I was a reporter for 11 years. In all of that time, I was driven by a personal mission to step outside of my own experience, gain some wisdom about the world and write about it.

This guided me in the kinds of stories I wanted to write. I pushed hard to travel overseas to Bosnia to write about refugees who were being resettled in Dallas. I pursued stories about the Oklahoma City bombing and the 9/11 attacks in New York and their impact on families and communities.

I wanted to humanize the news.

This mission didn't come easily to me. I grew up in a family of scientists and engineers. In college, I studied computer science. But I also worked on the college newspaper. Late in my tenure, I realized that I wanted to become a journalist. I realized I needed a sense of adventure and exploration in my life, not simply money, status or security.

In order to set off on my own, against the expectations of my loved ones, I had to forge my own mission.

I mention all of this to say that while we all take different paths, for most of us, journalism is a calling, not simply a job. So it shouldn't be an outlandish idea that personal missions drive what we do as journalists.

These missions embody what we value most. Maybe we want to help others, or uncover corruption and the abuse of power. Maybe we want to understand and explain how things work, or create positive change in our communities.

The challenge we face, though, is that the longer we stay in the business, the more we're apt to forget why we got into it. That's why writing a personal mission statement can be helpful, because it can remind us about our passions.

It can remind us about what excited us in the first place. 

I recently talked with a group of line editors at The Dallas Morning News about why it's important for each journalist to write a personal mission statement. By that, I mean crafting a couple of paragraphs about your life's purpose. It should include what's truly important to you. And what you'd like to contribute to the people around you.

Consider it a road map to how you'd like to live your life.

That might sound hokey or touchy-feely, but bear with me. Personal mission statements can drive us and affect how we conduct daily journalism. They can guide us through tough times. They can change how we view the newsroom diversity discussion.

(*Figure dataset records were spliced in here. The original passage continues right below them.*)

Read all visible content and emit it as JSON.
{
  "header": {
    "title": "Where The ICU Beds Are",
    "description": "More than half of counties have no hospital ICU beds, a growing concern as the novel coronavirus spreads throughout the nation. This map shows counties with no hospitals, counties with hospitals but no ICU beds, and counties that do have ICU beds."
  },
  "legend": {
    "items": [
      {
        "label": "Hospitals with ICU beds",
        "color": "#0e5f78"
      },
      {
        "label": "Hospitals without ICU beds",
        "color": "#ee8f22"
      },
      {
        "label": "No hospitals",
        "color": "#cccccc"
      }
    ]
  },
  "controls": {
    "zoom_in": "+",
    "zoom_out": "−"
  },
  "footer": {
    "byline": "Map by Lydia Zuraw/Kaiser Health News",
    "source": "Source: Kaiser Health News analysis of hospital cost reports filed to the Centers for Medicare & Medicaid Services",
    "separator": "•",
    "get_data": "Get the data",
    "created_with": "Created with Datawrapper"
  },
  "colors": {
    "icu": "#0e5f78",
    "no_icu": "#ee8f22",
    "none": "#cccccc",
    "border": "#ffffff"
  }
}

Let me start by sharing my personal mission statement. Then I'll explain how it plays into my daily work. It's constantly evolving. But here goes:

"As a journalist, I'd like to gain wisdom about the world, experience things outside of my routine life, and help others understand the world through storytelling.

"As a leader and an editor, I'd like to stand for honesty, integrity and compassion. I'd like to help the people around me develop to be the best they can be."

I've been an editor for six years now. Being an editor is hard. The administrative and bureaucratic details can take you away from what you enjoyed about journalism –- getting out, meeting people, finding untold stories.

The more responsibilities you take on, the less it seems they have to do with front-line journalism.

But having a personal mission statement helps me as an editor. It pushes me to get out of my office and spend time with other editors and writers. I need to do it more often. But whenever I do, it helps me gain some wisdom about the world by listening to them and coaching them through their stories.

My personal mission statement also reminds me of why I first got into editing. I was drawn to the joys of teaching and the rewards of creating an environment where the people around you grow, learn and succeed.

My personal mission also helped me get through tough times at my newspaper. We went through layoffs in October. I had to lay off three people from my staff. I tried to do it in a way in which these people could maintain their dignity. I don't know if I succeeded. I contemplated quitting.

But then I knew I had to stay, to help the survivors get through it and start to focus on the future.
 
So what about newsroom diversity?

It occurs to me that we often talk about newsroom diversity as an issue of race or culture or gender. But maybe we should also talk about it in terms of our personal missions.

When the line editors in the group revealed their personal missions, it struck me how wide-ranging they were, and how different these missions were from one another.

I think that a vibrant newspaper and a thriving newsroom need people with a diversity of personal missions -- all united by the common calling of journalism.